Mohan Joshi is an Indian politician from Pune, Maharashtra. He represents the Indian National Congress in various organizational and constitutional capacities, including as head of the Maharashtra Pradesh Congress Committee as state general secretary since 2009. He belongs to the Pune Constituency. He is the president of the Maharashtra branch of Harijan Sevak Sangh.

==Career==
In 1972, Joshi was president of the Pune Youth Congress. In 1987, he was president of the Maharashta Youth Congress.
Under his leadership from 1997 to 2004, the Indian National Congress party won all the elections for the Parliament, the State Assembly, and the Pune Municipal Corporation. He served as the working president of Pune General Workers Union.

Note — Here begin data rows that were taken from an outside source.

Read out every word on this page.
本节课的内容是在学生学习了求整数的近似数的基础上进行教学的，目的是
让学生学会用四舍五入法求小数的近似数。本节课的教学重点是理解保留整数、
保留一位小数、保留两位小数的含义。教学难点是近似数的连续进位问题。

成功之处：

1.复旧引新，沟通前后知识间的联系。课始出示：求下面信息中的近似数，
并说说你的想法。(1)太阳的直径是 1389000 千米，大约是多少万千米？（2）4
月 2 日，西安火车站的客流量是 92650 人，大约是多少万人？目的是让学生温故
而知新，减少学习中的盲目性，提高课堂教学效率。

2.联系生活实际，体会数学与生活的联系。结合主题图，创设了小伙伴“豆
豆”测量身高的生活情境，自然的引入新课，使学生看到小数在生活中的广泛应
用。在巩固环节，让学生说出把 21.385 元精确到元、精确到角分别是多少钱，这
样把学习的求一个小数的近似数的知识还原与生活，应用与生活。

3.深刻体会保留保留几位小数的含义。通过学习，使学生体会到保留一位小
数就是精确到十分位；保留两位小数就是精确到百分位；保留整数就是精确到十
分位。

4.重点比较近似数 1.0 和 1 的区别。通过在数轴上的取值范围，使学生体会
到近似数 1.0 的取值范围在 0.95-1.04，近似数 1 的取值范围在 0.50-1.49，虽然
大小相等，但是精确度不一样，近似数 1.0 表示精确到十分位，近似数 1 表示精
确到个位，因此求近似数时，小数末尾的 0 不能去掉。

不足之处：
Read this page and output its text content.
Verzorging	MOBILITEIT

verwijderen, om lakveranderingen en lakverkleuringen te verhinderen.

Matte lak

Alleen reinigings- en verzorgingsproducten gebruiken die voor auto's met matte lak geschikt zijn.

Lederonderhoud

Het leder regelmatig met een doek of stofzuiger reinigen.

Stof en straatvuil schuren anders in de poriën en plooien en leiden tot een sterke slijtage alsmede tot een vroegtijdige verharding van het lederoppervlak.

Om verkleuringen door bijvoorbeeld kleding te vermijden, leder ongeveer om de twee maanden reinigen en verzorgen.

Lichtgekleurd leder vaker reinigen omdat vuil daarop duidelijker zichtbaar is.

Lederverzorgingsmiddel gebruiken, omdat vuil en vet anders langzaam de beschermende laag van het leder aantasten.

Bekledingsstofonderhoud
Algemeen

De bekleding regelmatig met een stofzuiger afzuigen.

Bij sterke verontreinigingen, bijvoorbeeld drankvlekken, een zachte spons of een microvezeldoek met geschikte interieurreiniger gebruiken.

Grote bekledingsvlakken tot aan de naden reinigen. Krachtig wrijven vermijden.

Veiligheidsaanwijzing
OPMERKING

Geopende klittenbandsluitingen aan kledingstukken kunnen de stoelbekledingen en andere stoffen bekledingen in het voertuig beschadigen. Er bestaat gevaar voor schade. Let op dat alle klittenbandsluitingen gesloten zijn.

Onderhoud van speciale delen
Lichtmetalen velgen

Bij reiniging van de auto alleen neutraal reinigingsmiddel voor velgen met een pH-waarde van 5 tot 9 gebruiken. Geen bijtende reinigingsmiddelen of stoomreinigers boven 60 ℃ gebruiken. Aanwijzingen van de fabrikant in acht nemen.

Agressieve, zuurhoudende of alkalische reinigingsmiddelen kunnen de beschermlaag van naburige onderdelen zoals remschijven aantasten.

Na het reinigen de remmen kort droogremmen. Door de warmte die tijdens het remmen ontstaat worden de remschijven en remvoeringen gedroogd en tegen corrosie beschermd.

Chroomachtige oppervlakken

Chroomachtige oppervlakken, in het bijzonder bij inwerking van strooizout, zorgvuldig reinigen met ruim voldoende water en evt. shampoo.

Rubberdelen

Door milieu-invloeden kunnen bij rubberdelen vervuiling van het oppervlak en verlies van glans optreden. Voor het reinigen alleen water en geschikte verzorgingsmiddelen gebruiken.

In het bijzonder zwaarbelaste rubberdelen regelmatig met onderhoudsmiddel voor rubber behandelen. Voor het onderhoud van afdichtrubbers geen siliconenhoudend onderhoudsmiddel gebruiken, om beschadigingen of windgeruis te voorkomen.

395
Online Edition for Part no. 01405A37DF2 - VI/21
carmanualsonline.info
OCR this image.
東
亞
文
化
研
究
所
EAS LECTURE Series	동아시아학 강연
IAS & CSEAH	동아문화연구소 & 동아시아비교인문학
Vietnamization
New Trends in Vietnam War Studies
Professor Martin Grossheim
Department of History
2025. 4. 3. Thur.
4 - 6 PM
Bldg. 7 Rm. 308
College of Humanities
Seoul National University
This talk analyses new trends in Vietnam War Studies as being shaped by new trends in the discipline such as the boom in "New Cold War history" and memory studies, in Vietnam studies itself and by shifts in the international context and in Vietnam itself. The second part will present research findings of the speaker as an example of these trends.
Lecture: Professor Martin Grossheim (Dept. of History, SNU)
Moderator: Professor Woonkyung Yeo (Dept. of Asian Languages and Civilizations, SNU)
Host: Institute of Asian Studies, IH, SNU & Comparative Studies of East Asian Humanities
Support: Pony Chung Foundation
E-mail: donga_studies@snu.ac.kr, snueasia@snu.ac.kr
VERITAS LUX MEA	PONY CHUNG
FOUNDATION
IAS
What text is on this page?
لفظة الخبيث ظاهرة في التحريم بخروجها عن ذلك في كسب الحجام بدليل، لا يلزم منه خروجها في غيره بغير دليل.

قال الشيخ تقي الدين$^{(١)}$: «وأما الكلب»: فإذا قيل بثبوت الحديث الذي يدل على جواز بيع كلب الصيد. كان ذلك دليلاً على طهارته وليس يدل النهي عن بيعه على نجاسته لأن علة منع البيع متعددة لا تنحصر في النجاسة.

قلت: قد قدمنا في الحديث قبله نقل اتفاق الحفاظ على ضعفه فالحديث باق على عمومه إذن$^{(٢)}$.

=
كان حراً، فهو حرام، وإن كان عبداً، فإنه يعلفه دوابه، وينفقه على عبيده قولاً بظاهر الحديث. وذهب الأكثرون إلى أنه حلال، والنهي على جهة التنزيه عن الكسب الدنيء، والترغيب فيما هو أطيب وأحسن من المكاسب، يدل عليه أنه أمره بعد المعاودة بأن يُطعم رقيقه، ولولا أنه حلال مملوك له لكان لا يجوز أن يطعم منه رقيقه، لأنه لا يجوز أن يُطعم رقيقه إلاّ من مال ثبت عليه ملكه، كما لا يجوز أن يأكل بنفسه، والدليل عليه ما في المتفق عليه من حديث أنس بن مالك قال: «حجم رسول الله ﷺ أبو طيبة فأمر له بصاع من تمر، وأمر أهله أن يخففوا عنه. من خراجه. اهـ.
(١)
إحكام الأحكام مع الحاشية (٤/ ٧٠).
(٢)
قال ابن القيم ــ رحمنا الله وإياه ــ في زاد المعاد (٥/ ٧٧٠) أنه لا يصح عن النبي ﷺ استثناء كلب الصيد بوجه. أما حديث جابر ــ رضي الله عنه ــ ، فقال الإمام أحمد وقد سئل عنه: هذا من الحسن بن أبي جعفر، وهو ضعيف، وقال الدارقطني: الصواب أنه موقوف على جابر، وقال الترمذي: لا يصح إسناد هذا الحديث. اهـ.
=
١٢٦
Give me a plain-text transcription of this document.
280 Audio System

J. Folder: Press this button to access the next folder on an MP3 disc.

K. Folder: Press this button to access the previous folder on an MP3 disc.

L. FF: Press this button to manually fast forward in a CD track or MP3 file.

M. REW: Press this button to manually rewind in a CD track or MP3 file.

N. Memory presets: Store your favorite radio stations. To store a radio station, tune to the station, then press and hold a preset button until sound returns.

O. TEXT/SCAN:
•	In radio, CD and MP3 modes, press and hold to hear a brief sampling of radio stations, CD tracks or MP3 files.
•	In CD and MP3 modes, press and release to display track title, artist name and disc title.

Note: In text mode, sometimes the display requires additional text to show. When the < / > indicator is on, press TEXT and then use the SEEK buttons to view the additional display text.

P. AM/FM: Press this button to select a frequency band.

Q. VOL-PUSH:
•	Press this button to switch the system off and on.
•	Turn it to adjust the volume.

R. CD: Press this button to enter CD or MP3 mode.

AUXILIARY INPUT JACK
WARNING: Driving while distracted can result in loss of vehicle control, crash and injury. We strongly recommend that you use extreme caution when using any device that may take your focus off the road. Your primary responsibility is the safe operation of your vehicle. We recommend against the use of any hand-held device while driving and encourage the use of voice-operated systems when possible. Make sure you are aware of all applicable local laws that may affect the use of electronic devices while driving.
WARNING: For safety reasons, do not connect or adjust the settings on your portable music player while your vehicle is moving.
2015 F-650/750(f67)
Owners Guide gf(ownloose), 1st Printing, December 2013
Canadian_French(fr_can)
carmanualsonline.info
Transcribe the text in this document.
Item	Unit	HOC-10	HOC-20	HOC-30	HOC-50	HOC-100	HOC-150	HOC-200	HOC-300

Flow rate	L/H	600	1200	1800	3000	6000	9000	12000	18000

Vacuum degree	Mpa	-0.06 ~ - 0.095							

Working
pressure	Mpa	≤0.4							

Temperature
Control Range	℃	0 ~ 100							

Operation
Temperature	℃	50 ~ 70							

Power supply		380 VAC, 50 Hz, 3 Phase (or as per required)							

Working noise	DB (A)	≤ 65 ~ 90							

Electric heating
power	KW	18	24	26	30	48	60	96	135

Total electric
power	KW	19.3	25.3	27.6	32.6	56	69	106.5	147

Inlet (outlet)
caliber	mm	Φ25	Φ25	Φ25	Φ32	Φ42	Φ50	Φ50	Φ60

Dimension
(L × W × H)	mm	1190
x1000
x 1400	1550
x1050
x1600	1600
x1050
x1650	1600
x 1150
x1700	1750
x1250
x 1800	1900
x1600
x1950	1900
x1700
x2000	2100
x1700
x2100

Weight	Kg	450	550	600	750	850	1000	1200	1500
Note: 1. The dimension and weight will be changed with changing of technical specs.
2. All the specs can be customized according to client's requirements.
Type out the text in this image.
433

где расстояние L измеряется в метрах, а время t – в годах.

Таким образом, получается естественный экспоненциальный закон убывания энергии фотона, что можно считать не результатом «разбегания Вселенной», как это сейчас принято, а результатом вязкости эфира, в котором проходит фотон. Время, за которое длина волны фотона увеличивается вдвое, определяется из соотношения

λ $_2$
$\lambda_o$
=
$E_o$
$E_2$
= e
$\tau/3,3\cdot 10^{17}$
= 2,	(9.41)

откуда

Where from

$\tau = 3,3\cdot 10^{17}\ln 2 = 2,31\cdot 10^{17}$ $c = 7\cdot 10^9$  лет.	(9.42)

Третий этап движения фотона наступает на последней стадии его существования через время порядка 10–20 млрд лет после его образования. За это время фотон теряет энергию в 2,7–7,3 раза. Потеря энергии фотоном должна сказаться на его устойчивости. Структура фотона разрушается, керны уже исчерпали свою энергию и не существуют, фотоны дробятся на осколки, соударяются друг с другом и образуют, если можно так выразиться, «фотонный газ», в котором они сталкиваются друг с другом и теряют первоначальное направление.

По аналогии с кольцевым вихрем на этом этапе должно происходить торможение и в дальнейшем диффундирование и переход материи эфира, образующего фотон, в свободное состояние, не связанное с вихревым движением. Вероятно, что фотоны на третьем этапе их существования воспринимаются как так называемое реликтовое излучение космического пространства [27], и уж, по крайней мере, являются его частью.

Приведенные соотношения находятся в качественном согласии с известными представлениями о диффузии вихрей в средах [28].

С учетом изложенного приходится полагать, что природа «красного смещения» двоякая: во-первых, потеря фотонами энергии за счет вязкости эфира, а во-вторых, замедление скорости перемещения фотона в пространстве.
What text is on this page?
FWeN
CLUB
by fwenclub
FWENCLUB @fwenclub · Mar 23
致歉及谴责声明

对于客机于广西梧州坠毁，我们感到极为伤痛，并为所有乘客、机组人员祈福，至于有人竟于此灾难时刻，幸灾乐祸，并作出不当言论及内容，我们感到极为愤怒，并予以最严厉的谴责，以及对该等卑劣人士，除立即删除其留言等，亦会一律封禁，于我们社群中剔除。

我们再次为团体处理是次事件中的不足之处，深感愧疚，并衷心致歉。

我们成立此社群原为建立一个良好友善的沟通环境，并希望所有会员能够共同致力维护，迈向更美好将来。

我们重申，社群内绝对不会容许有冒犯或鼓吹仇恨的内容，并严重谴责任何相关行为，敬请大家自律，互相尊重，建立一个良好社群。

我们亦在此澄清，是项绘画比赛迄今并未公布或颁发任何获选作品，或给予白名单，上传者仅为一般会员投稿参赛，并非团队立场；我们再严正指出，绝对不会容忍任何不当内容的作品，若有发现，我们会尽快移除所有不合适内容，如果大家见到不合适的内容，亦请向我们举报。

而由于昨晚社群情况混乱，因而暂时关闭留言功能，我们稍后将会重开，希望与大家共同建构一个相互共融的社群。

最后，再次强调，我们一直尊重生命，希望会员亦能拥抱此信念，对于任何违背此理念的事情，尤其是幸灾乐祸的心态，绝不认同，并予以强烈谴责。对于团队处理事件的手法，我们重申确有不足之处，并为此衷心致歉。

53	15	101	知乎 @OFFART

In the 1999 Lok Sabha elections, Joshi was a Congress candidate for the Parliament elections from Pune constituency. Joshi received 212,000 votes and secured the second position. In 2002, in response to the alleged religious chauvinism of the Vishwa Hindu Parishad (VHP), Joshi stormed into a VHP meeting and blackened the face of VHP leader Parvin Togadia.

Joshi served as General Secretary of Maharashtra Pradesh Congress Committee beginning in 2005 and as a member of the Executive Committee of the State Unit beginning in 2009. From 2008 to 2010, he was a member of the Estimate Committee in the Maharashtra Legislative Council.

In 2010, Joshi was nominated as a public representative of Pune University's senate. Joshi was selected as a member of the Commonwealth Parliamentarian Association study-tour of Europe and the UK in 2011. Starting in 2011, he was the chairman of the Assurance Committee in the Maharashtra Legislative Council.

For the 2019 Lok Sabha elections, Joshi was the Congress candidate for Pune constituency. In 2014, Bharatiya Janata Party won the Pune Lok Sabha constituency.

Joshi is president of the Maharashtra branch of Harijan Sevak Sangh.